Because the mass airflow sensor is located in a separate flow path from the vacuum pump, the vacuum pump in effect creates a secondary flow path from the airbox to the manifold, circumventing the mass airflow sensor, and has the potential to allow unmonitored air into the engine during naturally aspirated conditions. In order to block this secondary flow path, turbo purge systems have been developed with an additional check valve between the BSV and the turbo outlet, which allows flow in conditions when the turbocharger unit is generating pressurized air to drive the venturi vacuum generator, but blocks flow under naturally aspirated (vacuum) conditions.

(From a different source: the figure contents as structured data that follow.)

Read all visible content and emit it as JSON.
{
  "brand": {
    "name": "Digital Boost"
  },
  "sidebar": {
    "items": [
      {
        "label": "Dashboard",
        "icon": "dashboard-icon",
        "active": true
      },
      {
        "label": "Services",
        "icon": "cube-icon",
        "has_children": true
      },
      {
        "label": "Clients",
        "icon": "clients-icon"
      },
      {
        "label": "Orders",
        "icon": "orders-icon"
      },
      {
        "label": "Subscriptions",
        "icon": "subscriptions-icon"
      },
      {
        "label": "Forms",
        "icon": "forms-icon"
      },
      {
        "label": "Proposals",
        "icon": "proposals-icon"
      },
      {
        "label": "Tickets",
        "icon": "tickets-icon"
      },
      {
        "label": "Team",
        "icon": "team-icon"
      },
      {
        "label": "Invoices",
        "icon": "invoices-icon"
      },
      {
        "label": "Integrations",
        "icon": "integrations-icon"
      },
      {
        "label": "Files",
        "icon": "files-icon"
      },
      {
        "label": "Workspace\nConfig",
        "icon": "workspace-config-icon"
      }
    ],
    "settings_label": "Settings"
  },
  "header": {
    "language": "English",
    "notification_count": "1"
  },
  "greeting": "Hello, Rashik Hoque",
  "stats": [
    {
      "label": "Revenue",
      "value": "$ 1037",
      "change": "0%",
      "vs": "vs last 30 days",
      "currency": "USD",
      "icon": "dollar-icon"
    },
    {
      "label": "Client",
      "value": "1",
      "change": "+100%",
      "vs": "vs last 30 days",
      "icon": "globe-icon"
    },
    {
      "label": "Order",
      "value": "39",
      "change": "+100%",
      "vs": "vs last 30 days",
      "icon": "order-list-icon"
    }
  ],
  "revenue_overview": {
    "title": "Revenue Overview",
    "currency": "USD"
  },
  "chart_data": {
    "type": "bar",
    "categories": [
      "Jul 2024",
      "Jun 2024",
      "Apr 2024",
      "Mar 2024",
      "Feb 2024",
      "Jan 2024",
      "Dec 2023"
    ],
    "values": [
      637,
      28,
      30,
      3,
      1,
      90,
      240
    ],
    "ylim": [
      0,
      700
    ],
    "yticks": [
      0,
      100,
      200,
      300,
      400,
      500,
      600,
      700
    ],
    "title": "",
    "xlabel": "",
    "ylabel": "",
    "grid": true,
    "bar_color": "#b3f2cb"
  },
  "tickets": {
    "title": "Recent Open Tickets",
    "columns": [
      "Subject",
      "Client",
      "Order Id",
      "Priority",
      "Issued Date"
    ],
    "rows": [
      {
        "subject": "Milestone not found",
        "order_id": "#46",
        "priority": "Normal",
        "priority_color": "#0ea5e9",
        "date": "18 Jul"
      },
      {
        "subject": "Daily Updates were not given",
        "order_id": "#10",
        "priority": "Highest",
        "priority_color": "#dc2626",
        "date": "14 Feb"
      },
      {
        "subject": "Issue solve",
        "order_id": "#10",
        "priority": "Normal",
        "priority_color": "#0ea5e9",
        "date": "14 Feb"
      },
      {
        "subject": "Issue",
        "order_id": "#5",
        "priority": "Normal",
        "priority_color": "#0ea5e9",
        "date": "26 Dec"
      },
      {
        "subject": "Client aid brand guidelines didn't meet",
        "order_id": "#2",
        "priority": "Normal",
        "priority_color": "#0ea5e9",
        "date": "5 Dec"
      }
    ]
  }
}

However, incorporating the additional valve into this secondary flow path has been met with increased difficulty and expense due to packaging restrictions within the vehicle, and the need to prevent the valve from improperly altering air flow. Accordingly, there exists a need for a valve assembly which allows air to pass to the venturi vacuum generator when the turbocharger unit is activated, and closes under naturally aspirated (vacuum) conditions, without altering air flow.